被災地での復旧の道のりはまだまだ困難を極めており、粗大ゴミと化した家財道具を廃棄するのが精いっぱいのようだ。心身ともに被災者が疲弊した状況下において、元気を注入してくれるのがボランティアの存在だ。大災害が起きるたびに、災害現場に駆けつけ、奉仕活動をするボランティアの存在ほど、被災者にとってありがたいものはなかろう。
わたしはと言えば、その活動をいつもテレビで眺めているだけである。ボランティアをするには、自分の生活や時間を犠牲にしなければならないので、簡単には踏み切ることはできない。しかも今回は猛暑の中での作業となるため、冷えた飲み物が相当必要になる。近くに自動販売機があればよいが、そうでない場合はどうしているのかと心配になる。
ボランティアをしたことがなく、しようとさえも思ったことのないわたしには、矢も楯もたまらず災害現場に駆けつけようとする人々が、何か特別の存在のように思える。その気持ちと行動力につくづく感心しながら、感心するだけの自分のことを思うと、何か悪いことをしているような後ろめたい気分にいつもなる。

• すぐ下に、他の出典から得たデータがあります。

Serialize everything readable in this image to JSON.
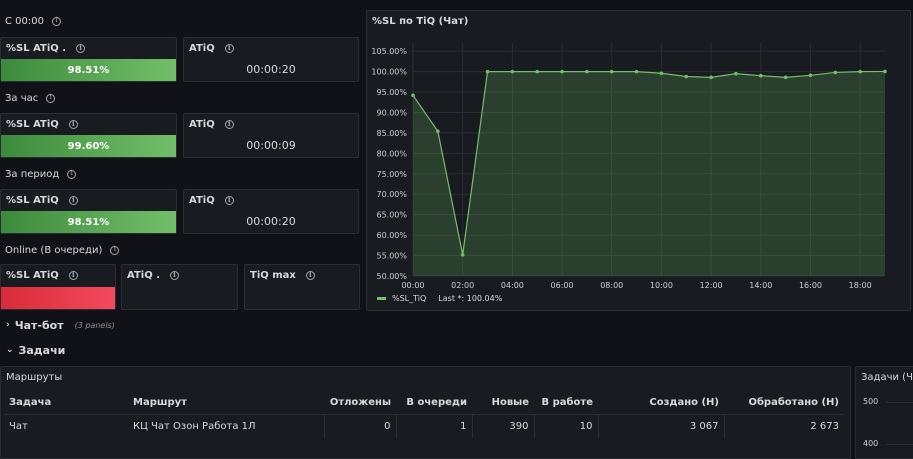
{
  "row1": {
    "title": "С 00:00",
    "sl": {
      "label": "%SL ATiQ .",
      "value": "98.51%"
    },
    "atiq": {
      "label": "ATiQ",
      "value": "00:00:20"
    }
  },
  "row2": {
    "title": "За час",
    "sl": {
      "label": "%SL ATiQ",
      "value": "99.60%"
    },
    "atiq": {
      "label": "ATiQ",
      "value": "00:00:09"
    }
  },
  "row3": {
    "title": "За период",
    "sl": {
      "label": "%SL ATiQ",
      "value": "98.51%"
    },
    "atiq": {
      "label": "ATiQ",
      "value": "00:00:20"
    }
  },
  "row4": {
    "title": "Online (В очереди)",
    "sl": {
      "label": "%SL ATiQ",
      "value": ""
    },
    "atiq": {
      "label": "ATiQ ."
    },
    "tiq": {
      "label": "TiQ max"
    }
  },
  "chat_panel": {
    "title": "%SL по TiQ (Чат)",
    "legend_name": "%SL_TiQ",
    "legend_last": "Last *: 100.04%"
  },
  "chart_data": {
    "type": "area",
    "title": "%SL по TiQ (Чат)",
    "x": [
      "00:00",
      "01:00",
      "02:00",
      "03:00",
      "04:00",
      "05:00",
      "06:00",
      "07:00",
      "08:00",
      "09:00",
      "10:00",
      "11:00",
      "12:00",
      "13:00",
      "14:00",
      "15:00",
      "16:00",
      "17:00",
      "18:00",
      "19:00"
    ],
    "xticks": [
      "00:00",
      "02:00",
      "04:00",
      "06:00",
      "08:00",
      "10:00",
      "12:00",
      "14:00",
      "16:00",
      "18:00"
    ],
    "yticks": [
      "50.00%",
      "55.00%",
      "60.00%",
      "65.00%",
      "70.00%",
      "75.00%",
      "80.00%",
      "85.00%",
      "90.00%",
      "95.00%",
      "100.00%",
      "105.00%"
    ],
    "ylim": [
      50,
      107
    ],
    "grid": true,
    "legend_position": "bottom-left",
    "series": [
      {
        "name": "%SL_TiQ",
        "color": "#73bf69",
        "values": [
          94.2,
          85.4,
          55.2,
          100.0,
          100.0,
          100.0,
          100.0,
          100.0,
          100.0,
          100.0,
          99.6,
          98.8,
          98.6,
          99.5,
          99.0,
          98.6,
          99.1,
          99.8,
          100.0,
          100.04
        ]
      }
    ]
  },
  "sections": {
    "chatbot": {
      "label": "Чат-бот",
      "sub": "(3 panels)"
    },
    "tasks": {
      "label": "Задачи"
    }
  },
  "routes_panel": {
    "title": "Маршруты",
    "columns": [
      "Задача",
      "Маршрут",
      "Отложены",
      "В очереди",
      "Новые",
      "В работе",
      "Создано (Н)",
      "Обработано (Н)"
    ],
    "rows": [
      [
        "Чат",
        "КЦ Чат Озон Работа 1Л",
        "0",
        "1",
        "390",
        "10",
        "3 067",
        "2 673"
      ]
    ]
  },
  "tasks_panel": {
    "title": "Задачи (Ча",
    "yticks": [
      "500",
      "400"
    ]
  },
  "colors": {
    "green": "#73bf69",
    "red": "#f2495c",
    "bg": "#111217",
    "panel": "#181b1f"
  }
}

災害現場をテレビで見ながら、「かわいそうに」「大変なことになった」と心から同情はするものの、現地まで駆けつけて何かの役に立ちたいという気持ちまで湧くことはない。「自分一人くらい行っても、状況が大きく好転するわけじゃない」などと、身勝手なずるい言い訳をする自分がいる。
災害ボランティアの方々は若年層が目立つが、中高年者も少なくない。参加理由も「被災者を支援したい」「以前、ボランティアに助けられたことへの恩返し」「ボランティアをして少しでも社会貢献したい」「自分を変えるきっかけにしたい」等、色々だ。「宗教上の理由から」「大学で単位がもらえるから」というのもある。
動機が何であっても、被災者が心から感謝する気持ちに変わりはない。こうしたボランティアの方々の支援活動によって、諦めていた生活再建への気力を取り戻した被災者は数知れないだろう。自殺を思いとどまったという被災者の話も幾つか聞いたことがある。
最後に、この災害で亡くなられた方々のご冥福をお祈りするとともに、被災された方々に心からお見舞いを申し上げたい。また懸命に復旧に携わる方々には、熱中症などの二次災害にくれぐれも留意されることを切に願う。